Traduction par Comtesse Gédéon de Clermont-Tonnerre.
Hachette (Tome Ip. 153-163).
Première période


CHAPITRE XVI


Nous trouvâmes milady sans autre lumière que celle de sa lampe à lire, dont l’abat-jour était baissé de façon à cacher sa figure.

Au lieu de nous regarder en face selon sa coutume, elle ne quitta pas la table, et tint ses yeux fixés sur un livre ouvert devant elle.

« Sergent, dit-elle, est-il important pour la perquisition que vous faites, d’être prévenu à l’avance qu’une personne habitant la maison désire la quitter ?

— C’est très-important, milady, répondit-il.

— Je dois alors vous dire que miss Verinder a l’intention d’aller passer quelque temps chez sa tante, Mrs Ablewhite, de Frizinghall. Elle compte nous quitter de très-bonne heure demain matin. »

M. Cuff me regarda. Je fis un pas en avant pour parler à ma maîtresse, mais le cœur me manqua, je l’avoue, et je reculai sans rien dire.

Le sergent poursuivit : « Puis-je me permettre de demander à milady quand miss Verinder lui a communiqué ses résolutions ?

— Il y a à peu près une heure, » répondit milady.

Le sergent Cuff me regarda derechef. On dit que le cœur des vieillards ne s’émeut pas facilement. Mon cœur n’aurait pourtant guère pu battre plus fort à l’âge de vingt-cinq ans !

« Je n’ai aucun droit, milady, reprit le sergent, de contrôler les actions de miss Verinder. Tout ce que je puis vous prier de faire, c’est de remettre son départ, s’il y a moyen, à une heure de la journée un peu plus avancée. Je suis forcé d’aller moi-même à Frizinghall demain matin, et je serai de retour à deux heures au plus tard. Si vous pouviez empêcher miss Verinder de quitter la maison avant cette heure-là, je désirerais lui dire deux mots, et cela à l’improviste, avant son départ. »

Milady me chargea de transmettre au cocher l’ordre de ne point faire avancer la voiture pour miss Rachel avant deux heures.

« Avez-vous quelque chose à ajouter, dit-elle ensuite au sergent.

— Un mot encore, milady. Si miss Verinder éprouvait quelque surprise de cette modification à ses projets, veuillez bien ne pas me nommer moi comme étant la cause de ce changement. »

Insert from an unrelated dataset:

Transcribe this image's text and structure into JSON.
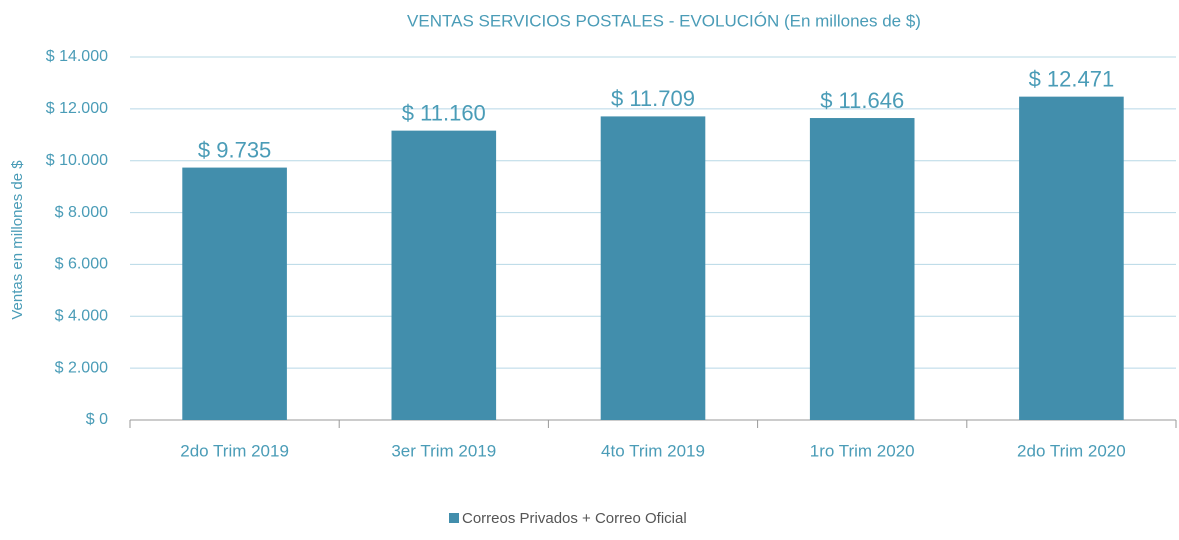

Ma maîtresse leva la tête vivement de dessus son livre, comme si elle allait parler ; mais elle se contint par un effort de volonté, baissa de nouveau les yeux, et nous congédia d’un geste de la main.

« Voilà une femme bien remarquable, me dit le sergent, lorsque nous fûmes revenus dans le hall ; sans son empire sur elle-même, le mystère qui vous intrigue tant, monsieur Betteredge, eût été dévoilé ce soir. »

À ces mots, la vérité pénétra tout d’un coup dans mon vieil esprit obtus ; je crois que j’eus un moment d’égarement absolu. Je saisis le sergent par le collet de son habit, et le jetai contre la muraille.

« Dieu vous damne ! criai-je, il y a dans cette affaire des soupçons fâcheux contre miss Rachel, et pendant tout ce temps-là vous avez osé me le cacher ! »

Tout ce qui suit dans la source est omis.